Мексиканцы не интересуются своим прошлым. Я говорю о буржуазии. Простые Indios, наоборот, постоянно посещают галереи Национального музея, хотя бродят там беспомощно. Трогательно видеть эти бронзовые и оливковые лица, возникающие перед изваянием Бога Цветов, или Бога-Зеркальность (Бог с Лучезарным Лицом). В душе возникает электрическая искра незабвенной исторической действительности. Трогательно говорить с простым Ацтеком о красоте цветов мака, о благородстве Гватемока, который молча снес пытки и не сказал Кортесу, где зарыты национальные сокровища. Трогательно видеть, как ласковы, нежны здесь жены с мужьями и влюбленные с любовницами, идут ли они трезвые, или, чаще, бредут, пошатываясь, в убогих кварталах, около кантин, носящих названия «Ilusion», «Emociones», «Infierno», «Jardin del Diablo», где потомки людей, мысливших красочными иероглифами, пьют убогую, мерзостную пульке (перебродивший сок агав). Indios живописны в своем унижении и в своих лохмотьях. Но видеть здешнюю буржуазию, когда она в театре, в ресторане, в цирке, на улице, — мерзко и тяжко. Это — жалкое подражание Европе, отвратительность третьеразрядных движений, тупость сытых, грубо-чувственных лиц, глупые улыбки, наглый смех.

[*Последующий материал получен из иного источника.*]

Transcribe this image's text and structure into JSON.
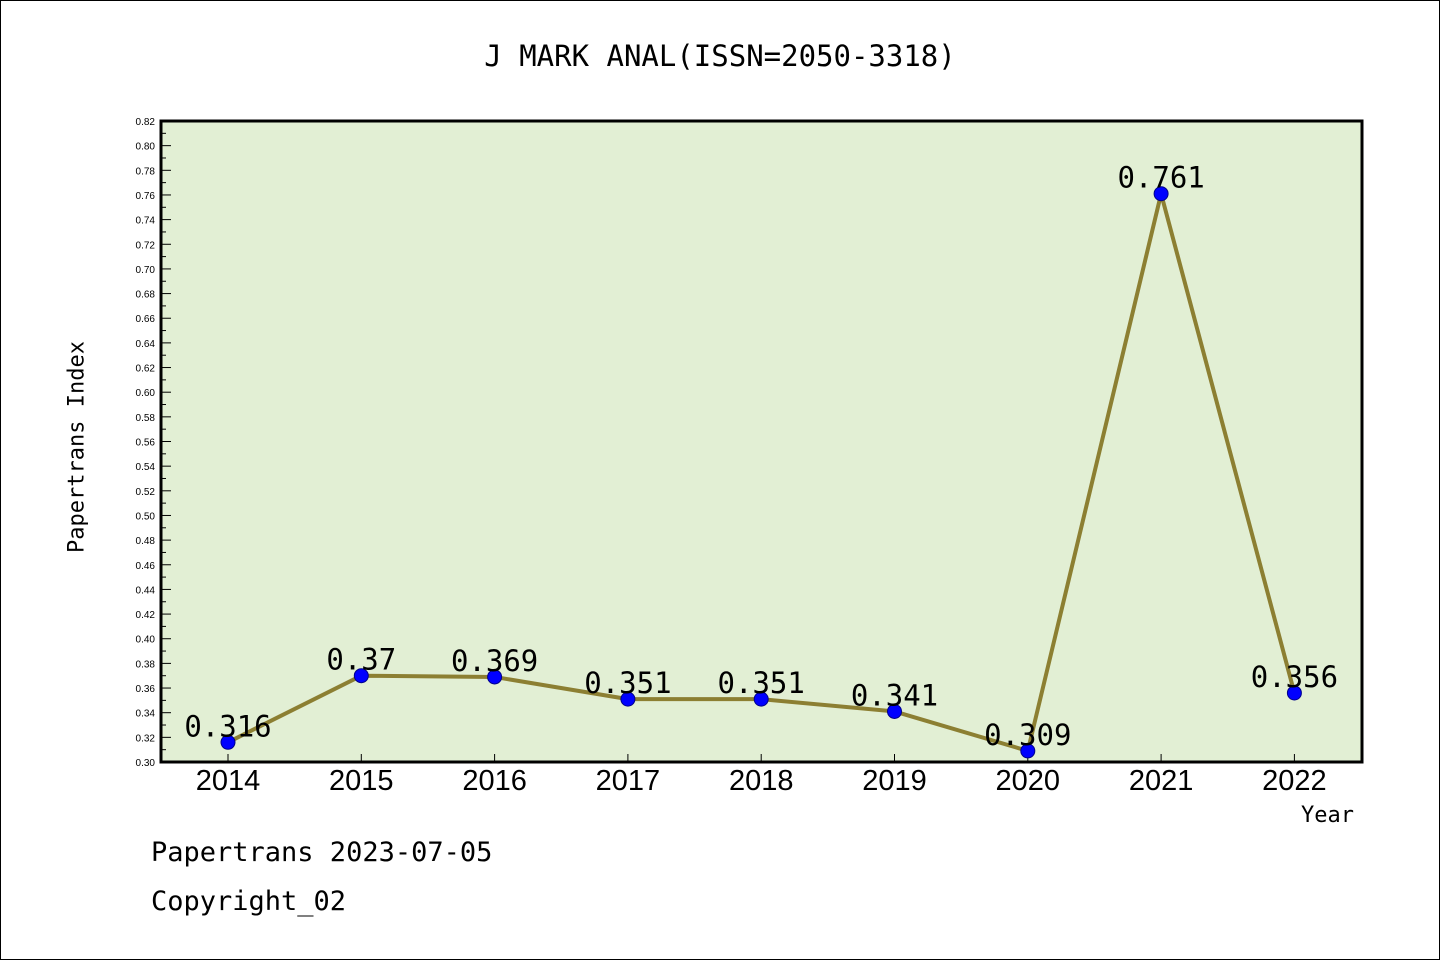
{
  "chart_data": {
    "type": "line",
    "title": "J MARK ANAL(ISSN=2050-3318)",
    "xlabel": "Year",
    "ylabel": "Papertrans Index",
    "categories": [
      "2014",
      "2015",
      "2016",
      "2017",
      "2018",
      "2019",
      "2020",
      "2021",
      "2022"
    ],
    "series": [
      {
        "values": [
          0.316,
          0.37,
          0.369,
          0.351,
          0.351,
          0.341,
          0.309,
          0.761,
          0.356
        ],
        "data_labels": [
          "0.316",
          "0.37",
          "0.369",
          "0.351",
          "0.351",
          "0.341",
          "0.309",
          "0.761",
          "0.356"
        ]
      }
    ],
    "ylim": [
      0.3,
      0.82
    ],
    "ytick_labels": [
      "0.30",
      "0.32",
      "0.34",
      "0.36",
      "0.38",
      "0.40",
      "0.42",
      "0.44",
      "0.46",
      "0.48",
      "0.50",
      "0.52",
      "0.54",
      "0.56",
      "0.58",
      "0.60",
      "0.62",
      "0.64",
      "0.66",
      "0.68",
      "0.70",
      "0.72",
      "0.74",
      "0.76",
      "0.78",
      "0.80",
      "0.82"
    ],
    "grid": false,
    "legend": "none",
    "colors": {
      "plot_background": "#e2efd4",
      "line": "#8c7f32",
      "marker": "#0000ff",
      "marker_edge": "#00008b"
    }
  },
  "footer": {
    "date_line": "Papertrans 2023-07-05",
    "copyright": "Copyright_02"
  }
}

30 марта. — Завтра мы уедем на два дня в Куэрнаваку смотреть на Ацтекские руины. Последние дни прошли в беготне за разными renseignements, с неукоснительными при этом посещениями Biblioteca Nacional и Museo Nacional. Как всё запутано в вопросах «Американизма». Я с сокрушением вижу, что нужны целые годы, чтобы достичь здесь чего-нибудь. Я познакомился с одним из кураторов Национального музея, Николасом Леоном; мы говорили с ним и о моих изучениях, и о моих предполагаемых путешествиях. Он нюхал табак, и снабжал меня скудными сведениями. Однако, сообщил мне, что, если я поеду в Паленке, мне придется купить палатку, самому заботиться о пище и питье, а также о том, чтобы проводники-индийцы не сбежали. Леон дал мне для прочтения отдельные листы интересной книги Ордоньеса «Теология Змей» (коментарий к «Американской библии», «Popol-Vuh»). Эта книга, верно, никогда не выйдет. 6 апреля. — Я был в Куэрнаваке и оттуда верхом ездил к руинам древней твердыни и храма Ацтеков, Ксочикалько, к вечеру вернулся в Куэрнаваку и таким образом сделал в один день экскурсию в семьдесят верст. Я должен был ехать в Куэрнаваку в воскресенье. Сегодня четверг, но опоздал на поезд на пять минут. Чтобы не возвращаться домой, поехал в какую-то неведомую Пачуку, захолустный город с копями. Смотреть там, как оказалось, нечего, но Судьба благоволила. Я попал на народный праздник, и перед моими глазами прошли сотни и сотни, тысячи смуглых бронзовых Индийцев, в огромных соломенных шляпах и живописных лохмотьях (они все ходят, задрапировавшись полосатыми красными одеялами, как испанскими плащами). Играла военная потешная музыка, гудели колокола, трещали ракеты. Солнце жгло, было весело.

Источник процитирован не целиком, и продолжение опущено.